Druk om de voorinstelling een naam te geven op de Alt-toets en klik op de bijbehorende voorinstelling-knop. Een scherm om de naam in te vullen wordt getoond.
Om een bestaande naam van een voorinstelling te wissen kan het invulveld gewist worden en op de OK-knop worden geklikt.
Voorinstellingen-werksets
De voorkeurinstellingen kunnen worden gerubriceerd in Werksets, waarbij per specifieke meettoepassing een eigen werkset met een of meer voorinstellingen kan worden gemaakt. In de Multi Channel oscilloscoop-software is het mogelijk een ongelimiteerd aantal werksets te maken, met ieder tot 20 voorinstellingen In eerste instantie heeft de Multi Channel oscilloscoop-software één standaard werkset, waarin alle voorinstellingen worden opgeslagen.
Een werkset toevoegen
Klik om een nieuwe werkset toe te voegen op de Werksets-knop en kies Voeg werkset toe ... uit het popupmenu.

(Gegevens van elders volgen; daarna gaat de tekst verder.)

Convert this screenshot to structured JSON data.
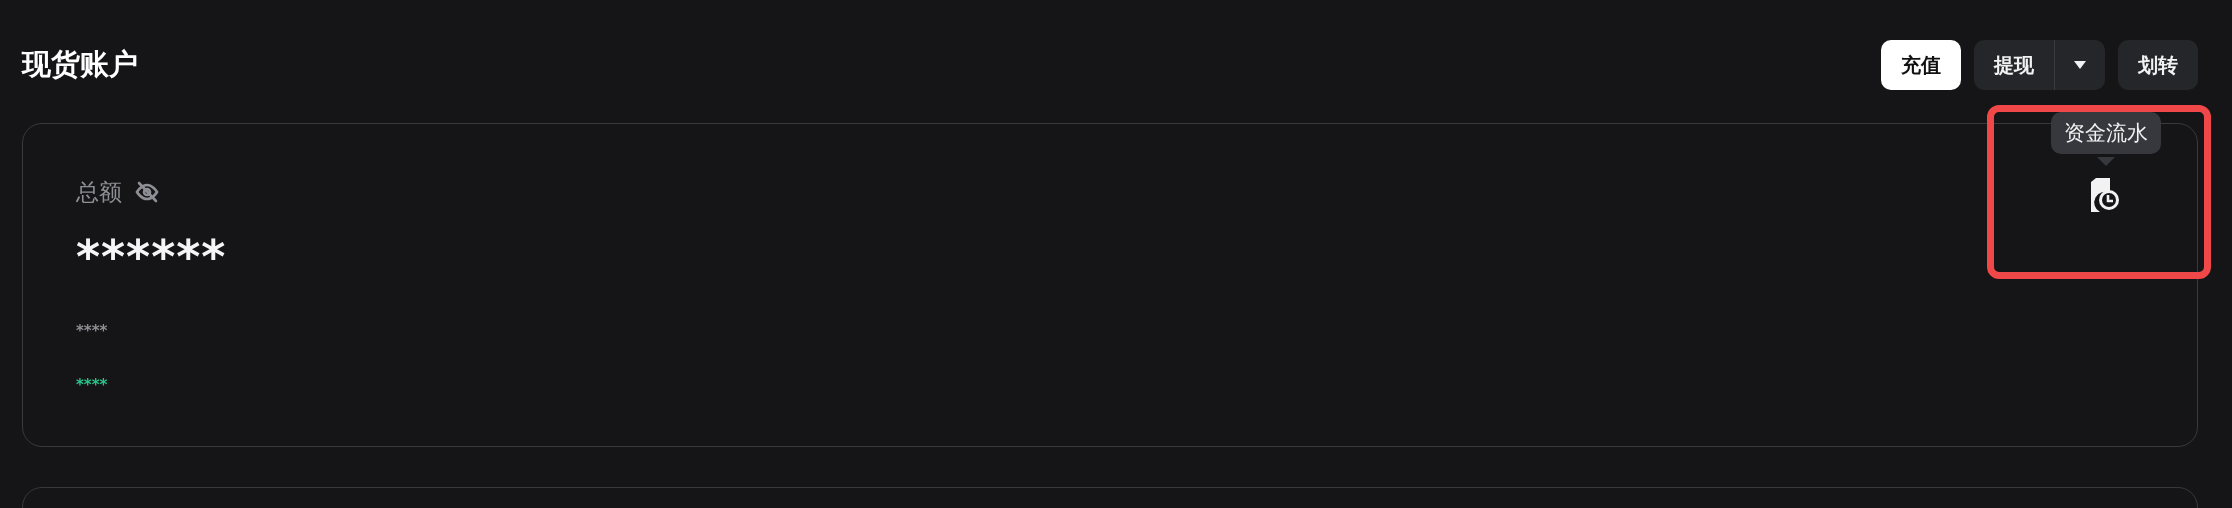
{
  "title": "现货账户",
  "actions": [
    {
      "label": "充值",
      "kind": "primary"
    },
    {
      "label": "提现",
      "kind": "split"
    },
    {
      "label": "划转",
      "kind": "secondary"
    }
  ],
  "balance": {
    "label": "总额",
    "hidden": true,
    "total": "******",
    "sub_value": "****",
    "pnl": "****"
  },
  "history": {
    "tooltip": "资金流水",
    "highlighted": true
  }
}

Een scherm wordt getoond waarin de naam voor de werkset kan worden ingevuld. Wanneer de naam van een bestaande werkset wordt ingevuld, wordt een waarschuwing getoond en kan een andere naam worden ingevuld.
Werksets worden op schijf opgeslagen, in aparte mappen (directories) voor iedere werkset. De naam van de werkset wordt gebruikt als mapnaam. Wanneer deze map voor de werkset niet gemaakt kan worden, wordt een waarschuwing gegeven.

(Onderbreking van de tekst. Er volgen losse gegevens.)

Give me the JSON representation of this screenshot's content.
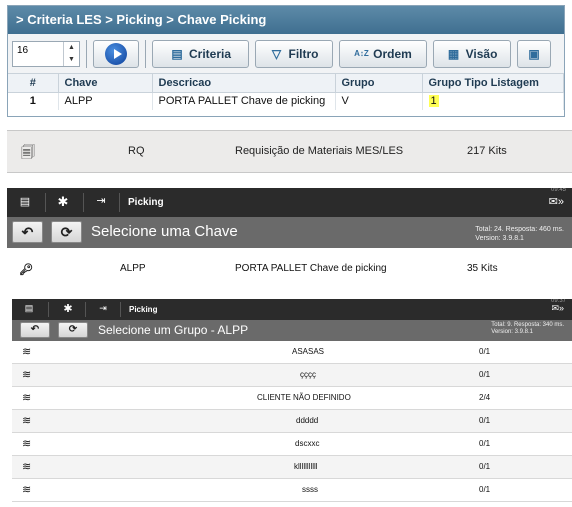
{
  "panel1": {
    "breadcrumb": "> Criteria LES > Picking > Chave Picking",
    "spinner_value": "16",
    "toolbar": {
      "criteria": "Criteria",
      "filtro": "Filtro",
      "ordem": "Ordem",
      "visao": "Visão"
    },
    "columns": [
      "#",
      "Chave",
      "Descricao",
      "Grupo",
      "Grupo Tipo Listagem"
    ],
    "row": {
      "num": "1",
      "chave": "ALPP",
      "descricao": "PORTA PALLET Chave de picking",
      "grupo": "V",
      "tipo": "1"
    }
  },
  "panel2": {
    "code": "RQ",
    "description": "Requisição de Materiais MES/LES",
    "count": "217 Kits"
  },
  "panel3": {
    "title": "Picking",
    "heading": "Selecione uma Chave",
    "info_line1": "Total: 24. Resposta: 460 ms.",
    "info_line2": "Version: 3.9.8.1",
    "item": {
      "code": "ALPP",
      "description": "PORTA PALLET Chave de picking",
      "count": "35 Kits"
    }
  },
  "panel4": {
    "title": "Picking",
    "heading": "Selecione um Grupo - ALPP",
    "info_line1": "Total: 9. Resposta: 340 ms.",
    "info_line2": "Version: 3.9.8.1",
    "items": [
      {
        "name": "ASASAS",
        "count": "0/1"
      },
      {
        "name": "çççç",
        "count": "0/1"
      },
      {
        "name": "CLIENTE NÃO DEFINIDO",
        "count": "2/4"
      },
      {
        "name": "ddddd",
        "count": "0/1"
      },
      {
        "name": "dscxxc",
        "count": "0/1"
      },
      {
        "name": "klllllllllll",
        "count": "0/1"
      },
      {
        "name": "ssss",
        "count": "0/1"
      }
    ]
  }
}
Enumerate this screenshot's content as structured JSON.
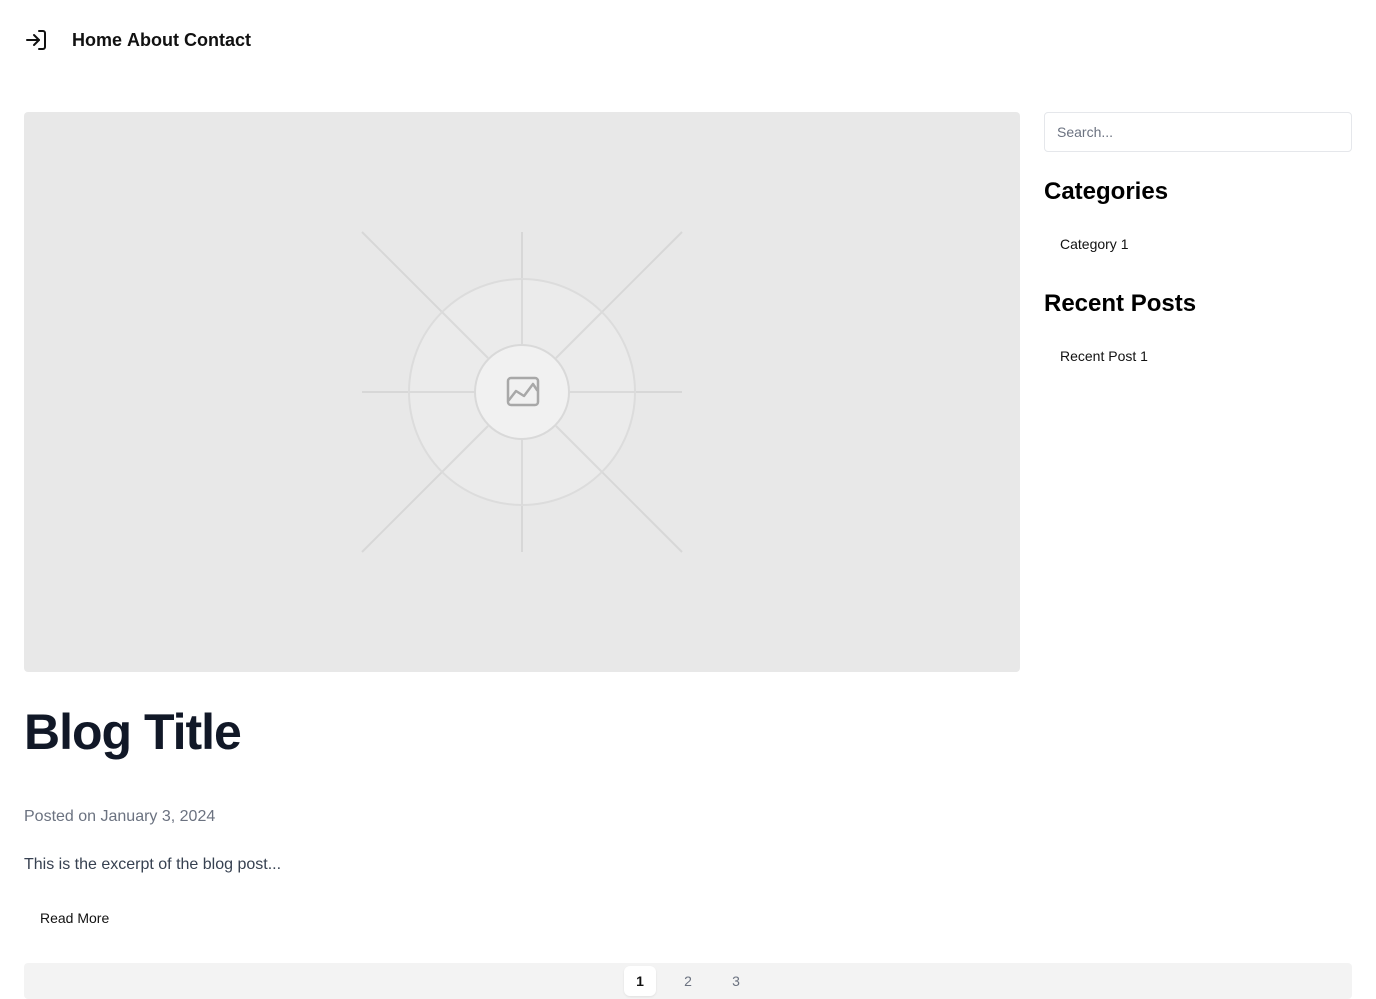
{
  "header": {
    "login_icon": "login-arrow-icon",
    "nav": [
      {
        "label": "Home"
      },
      {
        "label": "About"
      },
      {
        "label": "Contact"
      }
    ]
  },
  "post": {
    "image_icon": "image-placeholder-icon",
    "title": "Blog Title",
    "meta": "Posted on January 3, 2024",
    "excerpt": "This is the excerpt of the blog post...",
    "read_more_label": "Read More"
  },
  "pagination": {
    "pages": [
      "1",
      "2",
      "3"
    ],
    "active_page": "1"
  },
  "sidebar": {
    "search": {
      "placeholder": "Search...",
      "value": ""
    },
    "categories_heading": "Categories",
    "categories": [
      {
        "label": "Category 1"
      }
    ],
    "recent_heading": "Recent Posts",
    "recent_posts": [
      {
        "label": "Recent Post 1"
      }
    ]
  },
  "colors": {
    "placeholder_bg": "#e8e8e8",
    "pagination_bg": "#f3f3f3",
    "muted_text": "#6b7280"
  }
}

Na het maken va neen nieuwer werkset, wordt deze ook als actieve werkset ingesteld. De nieuwe werkset is leeg, het kan nu gevuld worden met voorinstellingen.
Een werkset kiezen
Wanneer meer dan een werkset beschikbaar is, kan een specifieke werkset worden geselecteerd door te klikken op de Werksets-knop en de gewenste werkset in het menu dat verschijnt te kiezen. Wanneer een voorinstelling wordt gemaakt, gewijzigd of gewist, wordt dat gedaan in de actieve werkset.
Werksets verwijderen
Wanneer een werkset niet langer nodig is, kan deze uit de software worden verwijderd. Klik op de Werksets-knop en kies Verwijder werksets... in het menu dat verschijnt. Dat opent een scherm waarin alle werksets die verwijderd moeten worden geselecteerd kunnen worden.
Alle voorinstellingen in de werkset en ook de werkset zelf worden verwijderd. Dit is een definitieve, niet omkeerbare operatie. De standaard werkset kan niet worden verwijderd. Na verwijderen van een of meer werksets wordt de standaard werkset actief.